La voiture cahotait laborieusement et Luinil était à bout. Déjà que les nausées se répétaient inlassablement, tous ces mouvements lui donnaient encore plus l'envie de recracher son repas.

Aussi ne fut-elle pas mécontente lorsque le chef de sa milice secrète sonna la pause.

Hyola sortit se dégourdir les jambes à l'instar de Kovitch, tous deux exaspérés par le comportement bipolaire de leur maîtresse.

La porte capitonnée de l'habitacle se referma sur Luinil et son premier conseiller.

— Je vais en profiter pour fermer l'œil, murmura-t-elle en refermant les pans de son manteau de soie.

— Votre état l'exige, j'ai l'impression.

— Sans doute à cause de ce qui est en moi...

Handelë décolla son dos du dossier et bascula légèrement vers la reine, pour mieux lui faire face.

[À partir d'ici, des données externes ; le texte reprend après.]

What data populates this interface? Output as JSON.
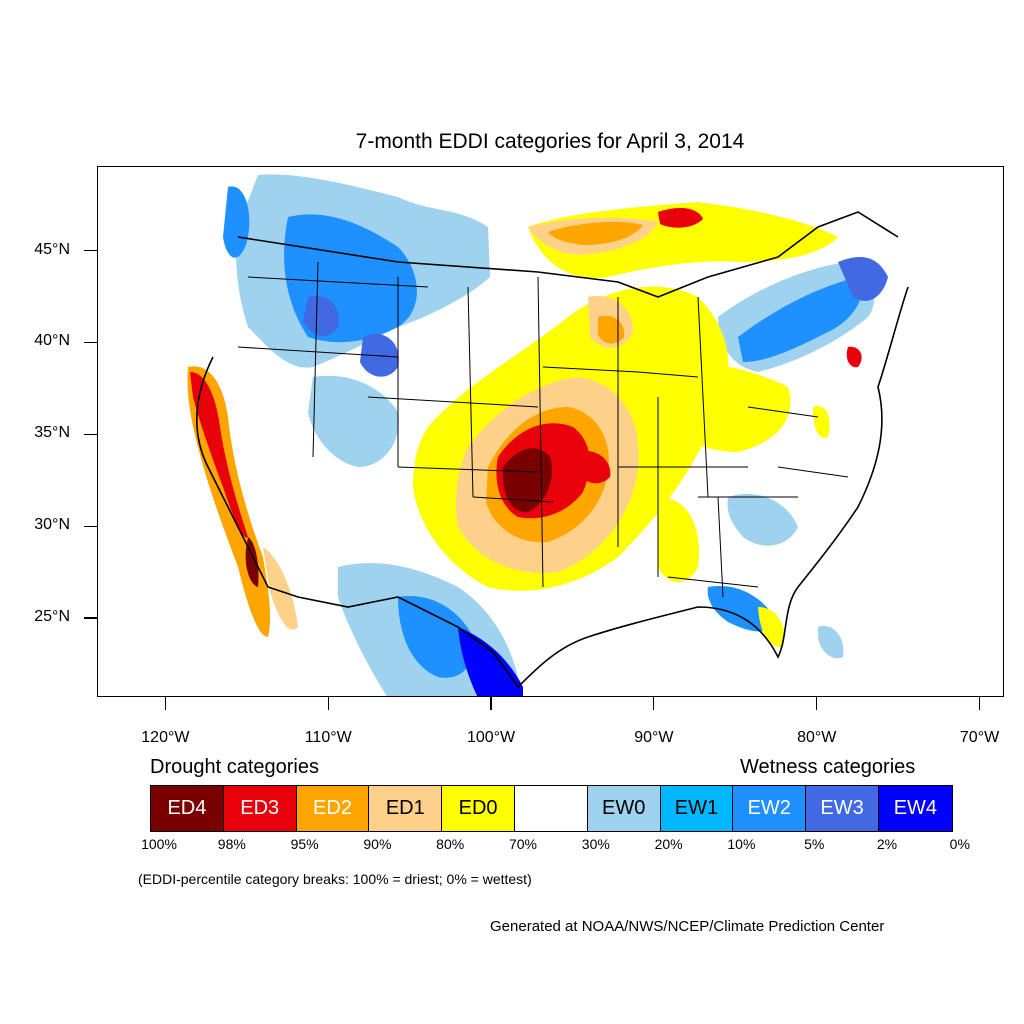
{
  "title": "7-month EDDI categories for April 3, 2014",
  "map": {
    "lon_range": [
      -124.2,
      -68.5
    ],
    "lat_range": [
      20.7,
      49.6
    ],
    "lat_ticks": [
      {
        "value": 45,
        "label": "45°N"
      },
      {
        "value": 40,
        "label": "40°N"
      },
      {
        "value": 35,
        "label": "35°N"
      },
      {
        "value": 30,
        "label": "30°N"
      },
      {
        "value": 25,
        "label": "25°N"
      }
    ],
    "lon_ticks": [
      {
        "value": -120,
        "label": "120°W"
      },
      {
        "value": -110,
        "label": "110°W"
      },
      {
        "value": -100,
        "label": "100°W"
      },
      {
        "value": -90,
        "label": "90°W"
      },
      {
        "value": -80,
        "label": "80°W"
      },
      {
        "value": -70,
        "label": "70°W"
      }
    ]
  },
  "legend": {
    "drought_heading": "Drought categories",
    "wetness_heading": "Wetness categories",
    "categories": [
      {
        "label": "ED4",
        "color": "#7a0000",
        "text_color": "#ffffff"
      },
      {
        "label": "ED3",
        "color": "#e8000b",
        "text_color": "#ffffff"
      },
      {
        "label": "ED2",
        "color": "#ffa500",
        "text_color": "#ffffff"
      },
      {
        "label": "ED1",
        "color": "#fdd18a",
        "text_color": "#000000"
      },
      {
        "label": "ED0",
        "color": "#ffff00",
        "text_color": "#000000"
      },
      {
        "label": "",
        "color": "#ffffff",
        "text_color": "#000000"
      },
      {
        "label": "EW0",
        "color": "#9fd2ef",
        "text_color": "#000000"
      },
      {
        "label": "EW1",
        "color": "#00b8ff",
        "text_color": "#000000"
      },
      {
        "label": "EW2",
        "color": "#1e90ff",
        "text_color": "#ffffff"
      },
      {
        "label": "EW3",
        "color": "#4169e1",
        "text_color": "#ffffff"
      },
      {
        "label": "EW4",
        "color": "#0000ff",
        "text_color": "#ffffff"
      }
    ],
    "breaks": [
      "100%",
      "98%",
      "95%",
      "90%",
      "80%",
      "70%",
      "30%",
      "20%",
      "10%",
      "5%",
      "2%",
      "0%"
    ]
  },
  "note": "(EDDI-percentile category breaks: 100% = driest; 0% = wettest)",
  "credit": "Generated at NOAA/NWS/NCEP/Climate Prediction Center"
}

Il cala ses coudes sur les genoux et ajouta :

— Luinil, ce n'est pas un parasite que vous portez, comme le dit votre mage. C'est un enfant. Votre enfant.

Une ride de contrariété vint barrer le front de la reine :

— Pourquoi me dis-tu ça ?

— Je vous dis ce qu'il en est et je ne veux pas que vous vous cachiez derrière des mots farfelus.

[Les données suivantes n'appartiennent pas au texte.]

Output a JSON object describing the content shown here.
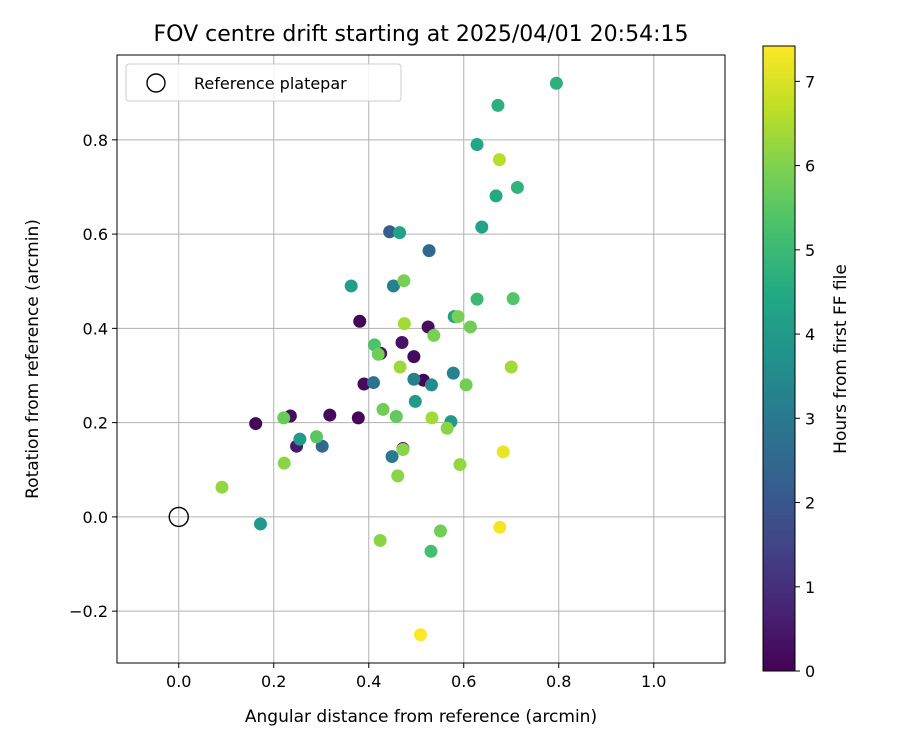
{
  "chart_data": {
    "type": "scatter",
    "title": "FOV centre drift starting at 2025/04/01 20:54:15",
    "xlabel": "Angular distance from reference (arcmin)",
    "ylabel": "Rotation from reference (arcmin)",
    "xlim": [
      -0.13,
      1.15
    ],
    "ylim": [
      -0.31,
      0.98
    ],
    "xticks": [
      0.0,
      0.2,
      0.4,
      0.6,
      0.8,
      1.0
    ],
    "xtick_labels": [
      "0.0",
      "0.2",
      "0.4",
      "0.6",
      "0.8",
      "1.0"
    ],
    "yticks": [
      -0.2,
      0.0,
      0.2,
      0.4,
      0.6,
      0.8
    ],
    "ytick_labels": [
      "−0.2",
      "0.0",
      "0.2",
      "0.4",
      "0.6",
      "0.8"
    ],
    "grid": true,
    "legend": {
      "position": "top-left",
      "entries": [
        "Reference platepar"
      ]
    },
    "reference_point": {
      "x": 0.0,
      "y": 0.0
    },
    "colorbar": {
      "label": "Hours from first FF file",
      "colormap": "viridis",
      "range": [
        0,
        7.42
      ],
      "ticks": [
        0,
        1,
        2,
        3,
        4,
        5,
        6,
        7
      ],
      "tick_labels": [
        "0",
        "1",
        "2",
        "3",
        "4",
        "5",
        "6",
        "7"
      ]
    },
    "points": [
      {
        "x": 0.162,
        "y": 0.198,
        "h": 0.1
      },
      {
        "x": 0.235,
        "y": 0.214,
        "h": 0.3
      },
      {
        "x": 0.248,
        "y": 0.15,
        "h": 0.5
      },
      {
        "x": 0.318,
        "y": 0.216,
        "h": 0.2
      },
      {
        "x": 0.378,
        "y": 0.21,
        "h": 0.1
      },
      {
        "x": 0.381,
        "y": 0.415,
        "h": 0.1
      },
      {
        "x": 0.39,
        "y": 0.282,
        "h": 0.2
      },
      {
        "x": 0.425,
        "y": 0.347,
        "h": 0.3
      },
      {
        "x": 0.47,
        "y": 0.37,
        "h": 0.4
      },
      {
        "x": 0.472,
        "y": 0.145,
        "h": 0.4
      },
      {
        "x": 0.495,
        "y": 0.34,
        "h": 0.2
      },
      {
        "x": 0.515,
        "y": 0.29,
        "h": 0.1
      },
      {
        "x": 0.525,
        "y": 0.403,
        "h": 0.3
      },
      {
        "x": 0.444,
        "y": 0.605,
        "h": 2.2
      },
      {
        "x": 0.527,
        "y": 0.565,
        "h": 2.5
      },
      {
        "x": 0.302,
        "y": 0.15,
        "h": 2.5
      },
      {
        "x": 0.41,
        "y": 0.285,
        "h": 2.8
      },
      {
        "x": 0.449,
        "y": 0.128,
        "h": 3.0
      },
      {
        "x": 0.452,
        "y": 0.49,
        "h": 3.2
      },
      {
        "x": 0.495,
        "y": 0.292,
        "h": 3.2
      },
      {
        "x": 0.578,
        "y": 0.305,
        "h": 3.3
      },
      {
        "x": 0.532,
        "y": 0.28,
        "h": 3.6
      },
      {
        "x": 0.498,
        "y": 0.245,
        "h": 4.0
      },
      {
        "x": 0.573,
        "y": 0.202,
        "h": 4.0
      },
      {
        "x": 0.58,
        "y": 0.425,
        "h": 4.2
      },
      {
        "x": 0.172,
        "y": -0.015,
        "h": 4.0
      },
      {
        "x": 0.255,
        "y": 0.165,
        "h": 4.0
      },
      {
        "x": 0.363,
        "y": 0.49,
        "h": 4.2
      },
      {
        "x": 0.465,
        "y": 0.603,
        "h": 4.3
      },
      {
        "x": 0.638,
        "y": 0.615,
        "h": 4.3
      },
      {
        "x": 0.628,
        "y": 0.79,
        "h": 4.4
      },
      {
        "x": 0.668,
        "y": 0.681,
        "h": 4.5
      },
      {
        "x": 0.672,
        "y": 0.873,
        "h": 4.7
      },
      {
        "x": 0.795,
        "y": 0.92,
        "h": 4.7
      },
      {
        "x": 0.713,
        "y": 0.699,
        "h": 4.8
      },
      {
        "x": 0.628,
        "y": 0.462,
        "h": 5.0
      },
      {
        "x": 0.704,
        "y": 0.463,
        "h": 5.4
      },
      {
        "x": 0.531,
        "y": -0.073,
        "h": 5.2
      },
      {
        "x": 0.29,
        "y": 0.17,
        "h": 5.5
      },
      {
        "x": 0.412,
        "y": 0.365,
        "h": 5.3
      },
      {
        "x": 0.42,
        "y": 0.345,
        "h": 5.8
      },
      {
        "x": 0.43,
        "y": 0.228,
        "h": 5.8
      },
      {
        "x": 0.458,
        "y": 0.213,
        "h": 5.6
      },
      {
        "x": 0.474,
        "y": 0.501,
        "h": 5.9
      },
      {
        "x": 0.537,
        "y": 0.385,
        "h": 5.9
      },
      {
        "x": 0.588,
        "y": 0.425,
        "h": 5.9
      },
      {
        "x": 0.605,
        "y": 0.28,
        "h": 5.8
      },
      {
        "x": 0.614,
        "y": 0.403,
        "h": 5.8
      },
      {
        "x": 0.551,
        "y": -0.03,
        "h": 5.8
      },
      {
        "x": 0.221,
        "y": 0.21,
        "h": 5.7
      },
      {
        "x": 0.222,
        "y": 0.114,
        "h": 6.1
      },
      {
        "x": 0.091,
        "y": 0.063,
        "h": 6.2
      },
      {
        "x": 0.424,
        "y": -0.05,
        "h": 6.1
      },
      {
        "x": 0.461,
        "y": 0.087,
        "h": 6.1
      },
      {
        "x": 0.472,
        "y": 0.143,
        "h": 6.1
      },
      {
        "x": 0.565,
        "y": 0.188,
        "h": 6.1
      },
      {
        "x": 0.592,
        "y": 0.111,
        "h": 6.2
      },
      {
        "x": 0.466,
        "y": 0.318,
        "h": 6.3
      },
      {
        "x": 0.475,
        "y": 0.41,
        "h": 6.4
      },
      {
        "x": 0.533,
        "y": 0.21,
        "h": 6.4
      },
      {
        "x": 0.7,
        "y": 0.318,
        "h": 6.4
      },
      {
        "x": 0.675,
        "y": 0.758,
        "h": 6.6
      },
      {
        "x": 0.683,
        "y": 0.138,
        "h": 7.2
      },
      {
        "x": 0.676,
        "y": -0.022,
        "h": 7.3
      },
      {
        "x": 0.509,
        "y": -0.25,
        "h": 7.4
      }
    ]
  }
}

— Qu'importe les mots ? Ma décision est prise.

— Vous n'avez pas pensé à le garder ?

Elle écarquilla les yeux. Pourquoi cet homme était-il son conseiller ? Voilà bien la décision la plus insensée qu'il proposait.

— Garder le rejeton de mon violeur ? s'indigna-t-elle en se détournant de son interlocuteur, et que veux-tu que j'en fasse ? Je suis une reine, mes enjeux sont politiques, sociaux et militaires. J'ai autre chose à faire que de me laisser déchirer les entrailles par cet « enfant ».

— Il vous ressemblera peut-être...

— Autant qu'à son géniteur. Et merci mais je ne tiens pas à voir mon corps gonfler davantage. Je suis une astre, pas une princesse elfe faite pour être engrossée comme une pouliche !

Cette déclaration mit fin à la conversation. Cependant, elle vit bien qu'Handelë ne semblait pas convaincu. Il lui lançait des regards inquiets de temps à autres.

Cette attitude agaça la reine ; pourquoi ne pouvait-il pas la soutenir ? Déjà qu'elle appréhendait la manière avec laquelle Djinévix l'opérerait... Ne manquait plus que la pluie reprenne.

Fatiguée, elle se cala dans un coin du carrosse et s'endormit.